Happy New Year’s from Santa Fe.
That’s the sunset from the Cross of the Martyr’s a little outside of downtown. I’m sorry it’s been so long since my last post. Christmas in Toronto followed by driving to St. Louis, Tulsa, Dallas, Amarillo, and now here, hasn’t given me much time to compose (I also have a book review due for Tasha that I should get a start on tonight). It’s beautiful here, and old – very old, it’s one of the first American cities, founded in 1607. It reminds me of Quebec city in Canada in some ways, which was founded a year later. They’ve both been longstanding urban areas in North America whose initial cultures weren’t Anglo (places like Montreal and New Orleans were founded well over a hundred years later).

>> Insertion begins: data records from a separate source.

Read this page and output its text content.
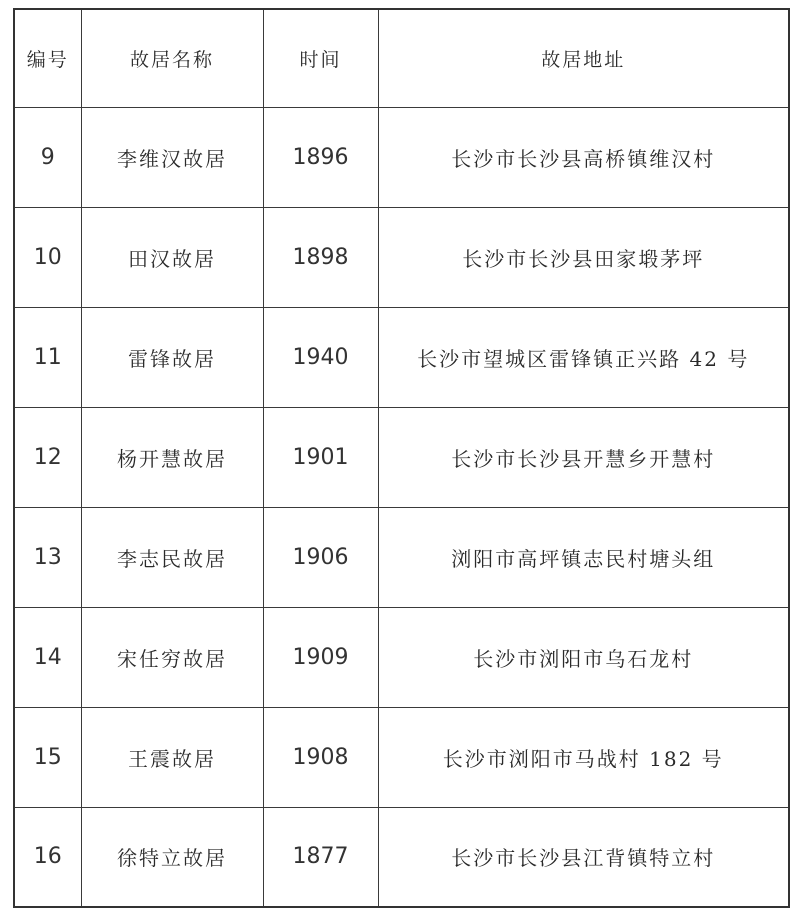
编号	故居名称	时间	故居地址
9	李维汉故居	1896	长沙市长沙县高桥镇维汉村
10	田汉故居	1898	长沙市长沙县田家塅茅坪
11	雷锋故居	1940	长沙市望城区雷锋镇正兴路 42 号
12	杨开慧故居	1901	长沙市长沙县开慧乡开慧村
13	李志民故居	1906	浏阳市高坪镇志民村塘头组
14	宋任穷故居	1909	长沙市浏阳市乌石龙村
15	王震故居	1908	长沙市浏阳市马战村 182 号
16	徐特立故居	1877	长沙市长沙县江背镇特立村
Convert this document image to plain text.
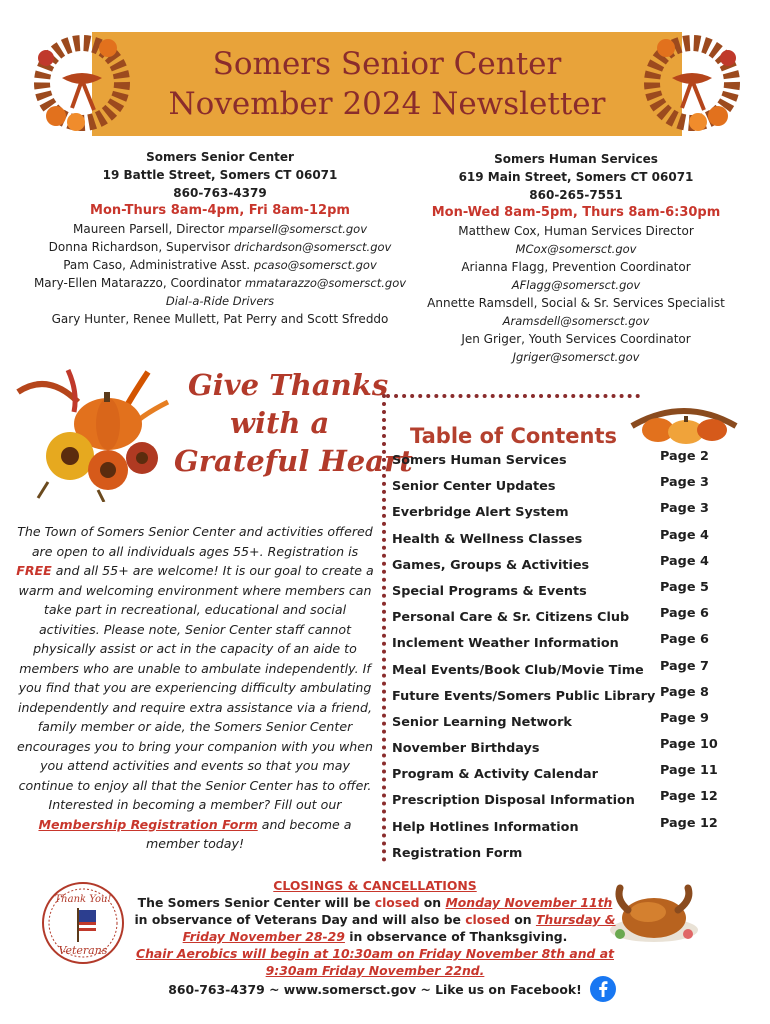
Somers Senior Center
November 2024 Newsletter
Somers Senior Center
19 Battle Street, Somers CT 06071
860-763-4379
Mon-Thurs 8am-4pm, Fri 8am-12pm
Maureen Parsell, Director mparsell@somersct.gov
Donna Richardson, Supervisor drichardson@somersct.gov
Pam Caso, Administrative Asst. pcaso@somersct.gov
Mary-Ellen Matarazzo, Coordinator mmatarazzo@somersct.gov
Dial-a-Ride Drivers
Gary Hunter, Renee Mullett, Pat Perry and Scott Sfreddo
Somers Human Services
619 Main Street, Somers CT 06071
860-265-7551
Mon-Wed 8am-5pm, Thurs 8am-6:30pm
Matthew Cox, Human Services Director
MCox@somersct.gov
Arianna Flagg, Prevention Coordinator
AFlagg@somersct.gov
Annette Ramsdell, Social & Sr. Services Specialist
Aramsdell@somersct.gov
Jen Griger, Youth Services Coordinator
Jgriger@somersct.gov
Give Thanks
with a
Grateful Heart
The Town of Somers Senior Center and activities offered are open to all individuals ages 55+. Registration is FREE and all 55+ are welcome! It is our goal to create a warm and welcoming environment where members can take part in recreational, educational and social activities. Please note, Senior Center staff cannot physically assist or act in the capacity of an aide to members who are unable to ambulate independently. If you find that you are experiencing difficulty ambulating independently and require extra assistance via a friend, family member or aide, the Somers Senior Center encourages you to bring your companion with you when you attend activities and events so that you may continue to enjoy all that the Senior Center has to offer. Interested in becoming a member? Fill out our Membership Registration Form and become a member today!
Table of Contents
Somers Human Services	Page 2
Senior Center Updates	Page 3
Everbridge Alert System	Page 3
Health & Wellness Classes	Page 4
Games, Groups & Activities	Page 4
Special Programs & Events	Page 5
Personal Care & Sr. Citizens Club Page 6
Inclement Weather Information	Page 6
Meal Events/Book Club/Movie Time Page 7
Future Events/Somers Public Library Page 8
Senior Learning Network	Page 9
November Birthdays	Page 10
Program & Activity Calendar	Page 11
Prescription Disposal Information Page 12
Help Hotlines Information	Page 12
Registration Form
Thank You!
Veterans
CLOSINGS & CANCELLATIONS
The Somers Senior Center will be closed on Monday November 11th in observance of Veterans Day and will also be closed on Thursday & Friday November 28-29 in observance of Thanksgiving.
Chair Aerobics will begin at 10:30am on Friday November 8th and at 9:30am Friday November 22nd.
860-763-4379 ~ www.somersct.gov ~ Like us on Facebook!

I keep being astounded by how diverse America is (yes, I know that’s kind of ridiculous) in terms of its cities. St. Louis, our first stop, is pretty much like Chicago, except smaller and with more white flight. Tulsa wasn’t much different. But I got to spend some time in Fort Worth, which I never really realized is distinct from Dallas, and it’s still a western town in many ways – they actually run cattle through the downtown once a year to commemorate the city’s ranching history. And Santa Fe is totally different as well. New Orleans is completely distinct, too. I’m not sure how many other countries can boast of such range in urban life (or in general culture). Canada has its different areas – the prairies are different from the center of the country, which is different from the maritime provinces – but, aside from Quebec, the changes I’ve noticed between Canadian cities is not as profound as here. Even with my point about Toronto’s immigrant population, Canada is still a very Scotch-English-French country, at least culturally. That’s changing, of course, and maybe one day we’ll have the same kind of physical diversity of cities that America does. I’d be surprised, though.
But back to that photo I posted at the end of my last letter.
That’s my sister with a cgi dinosaur. We went to an exhibit at the Royal Ontario Museum (kind of like a cross between the Field Museum and the Smithsonian). This particular exhibit had an app you could download that would create an image on your iPad/Pod/Phone’s screen replicating what the various dinosaur skeletons would look like in real life (only smaller, much smaller). My first thought when opening the app was: holy shit, augmented reality.
I’m not sure if you’re familiar with the concept, but bear with an explanation if you are. Augmented reality is the idea of filtering the world through a lens and annotating it – writing on the image of the world around the recipient in order to grant her insight about it, whether that be directions towards her intended destination, or showing her what this dinosaur would actually look like. The information displayed will react to the world (as when you’re google maps app reroutes you when you’ve taken a wrong turn), as well as how the lens is being manipulated (just as this dino did. When I pivoted my iPad, I saw him from a different angle). Those glasses that Google is coming out with are perfect examples of augmented reality devices.
The best way I’ve seen it described is in William Gibson’s Spook Country. Gibson is credited with coining the term “cyberspace,” and his early books all deal with virtual reality (The Matrix is SUPER indebted to his work. If you’ve never read him I highly suggest bringing Neuromancer along with you to Tahoe). In the first chapters Gibson shows how augmented reality can lead us to new forms of art – large-scale interactive works that appear once we look at them through a mobile screen (there are goggles similar to Google glass in his book, but the idea is exactly the same as me and my iPad). The fact that museums are now already using augmented reality to help give patrons a better understanding of their exhibits is super exciting. Clearly artists aren’t the only ones who can use this new technology for novel purposes.
I understand some of the worry behind naysayers who don’t like the idea of grafting the internet onto our daily visual life – we shouldn’t be wearing google goggles 24/7 – but the idea of a whole new kind of art/educational tool just starting to form is too good of an opportunity for us as a culture to pass up.
p.s. By the way, I finished Fifth Business. I’ll have more to say about it when I’ve settled in Wyoming.